Christian Dialogue with the Secular - Cardinal Cormac and the Professor
I was intrigued to hear Cardinal Cormac Murphy O"Connor's call for a Christian dialogue with the Secular (or Secularism or Atheism). There is a lot of confusion with these terms but I believe he is talking about a dialogue with those that would seek to take God-talk away from the public sphere (strictly speaking "secularism"). Hence, he's had a little dig at Richard Dawkins and his like (who was given the most woefully gentle treatment when interviewed this morning by that rottweiler John Humphreys on the radio!). What this sort of discussion demonstrates is that our context is not one of "faith versus the rest", still less about a purported vision of Christian Britain against the threat of political Islam. Across all quarters, amongst all communities, there are fundamental convictions about the nature of the good life that need to find expression. The challenge is to find language appropriate to what motivates and inspires our deepest concerns about life, community and the other such that the differences do not detract from the building of a shared whole.

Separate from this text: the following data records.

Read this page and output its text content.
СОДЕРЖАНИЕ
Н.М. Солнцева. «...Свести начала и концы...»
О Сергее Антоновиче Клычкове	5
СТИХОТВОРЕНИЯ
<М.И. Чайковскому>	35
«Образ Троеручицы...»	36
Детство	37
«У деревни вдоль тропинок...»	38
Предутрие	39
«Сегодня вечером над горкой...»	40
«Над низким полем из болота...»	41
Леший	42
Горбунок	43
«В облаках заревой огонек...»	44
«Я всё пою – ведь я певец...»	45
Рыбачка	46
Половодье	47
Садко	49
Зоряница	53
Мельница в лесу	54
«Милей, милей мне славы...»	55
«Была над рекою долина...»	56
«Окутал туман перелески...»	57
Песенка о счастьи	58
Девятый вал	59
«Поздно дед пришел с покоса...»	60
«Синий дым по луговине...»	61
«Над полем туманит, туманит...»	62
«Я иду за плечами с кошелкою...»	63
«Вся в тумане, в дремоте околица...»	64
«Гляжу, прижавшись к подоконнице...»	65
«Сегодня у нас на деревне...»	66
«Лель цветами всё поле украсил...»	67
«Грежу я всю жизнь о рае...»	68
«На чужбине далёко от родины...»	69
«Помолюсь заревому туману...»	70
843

Frequently, when lecturing about Islam, people will respond by saying something like, "We have an amazing amount in common, it seems to me that the real enemy is secular atheism". I have to reply, "no". The fact that we have so much in common in terms of the oneness of God and a recognition of many shared prophets (as we do with Judaism) demands that we ought to be better about the conversations, but we have our fundamental points of departure. Secularism, too, though teaches us truths consonant with the gospel. There are threats within the agenda of secularists seeking to remove God-talk from the public square....There are also threats within the agenda of a robust political Islam that totalises the non-Muslim. But there is much of God's grace within the freedoms and liberties of secularism or in the corporate responsibility to God within political Islam. We are not dealing with either/ors here, enemies or partners.

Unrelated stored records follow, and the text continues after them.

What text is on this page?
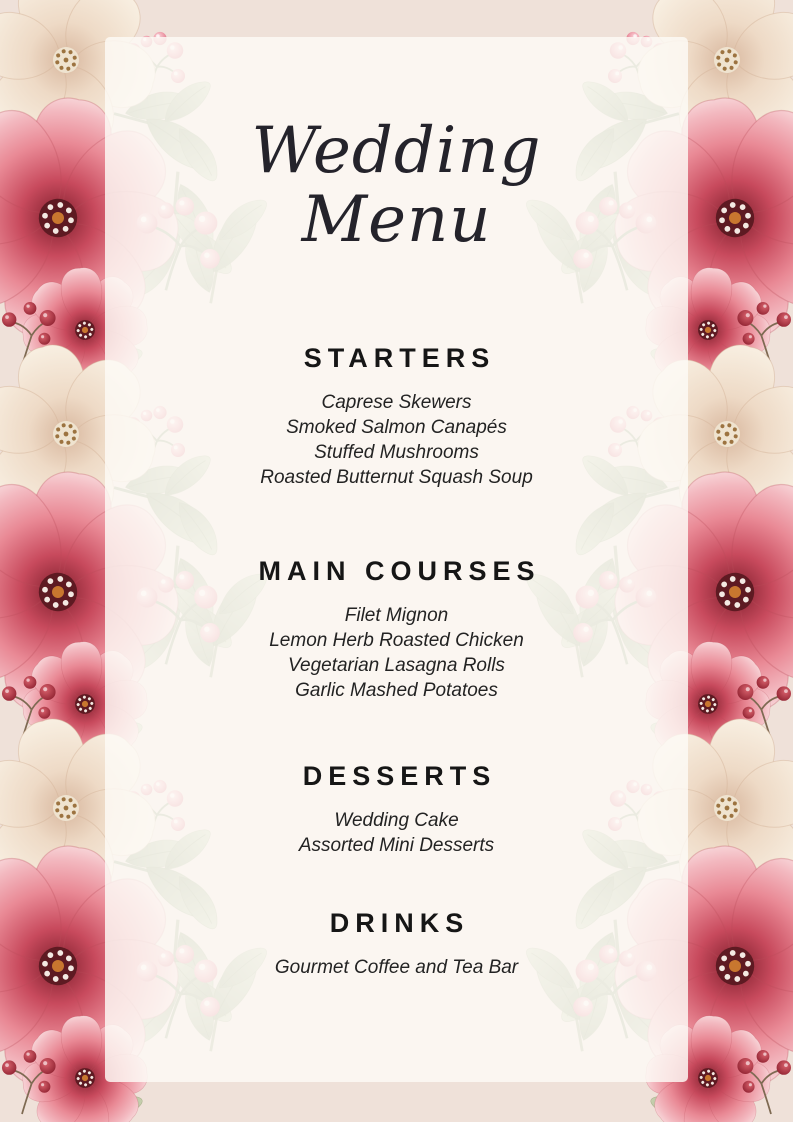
Wedding
Menu
STARTERS

Caprese Skewers

Smoked Salmon Canapés

Stuffed Mushrooms

Roasted Butternut Squash Soup

MAIN COURSES

Filet Mignon

Lemon Herb Roasted Chicken

Vegetarian Lasagna Rolls

Garlic Mashed Potatoes

DESSERTS

Wedding Cake

Assorted Mini Desserts

DRINKS

Gourmet Coffee and Tea Bar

Can we learn from all quarters in being fully Christian and totally engaged, bringing our own challenges in turn? My Masters supervisor David Marshall makes the point that the Church arguably rediscovered its original mandate of social justice through its encounter with Marxism. I would add that, more latterly, the Church has rediscovered its original mandate to stewardship of creation through its encounter with the conservation movement. What might we learn and rediscover about our particular biblical calling as we engage in honest, vulnerable but confident ways with Muslims, Hindus, New Agers, Prof Richard Dawkins etc etc...It makes our bewildering multifaith milieu an exciting prospect rather than a frightening one when looked at this way, does it not?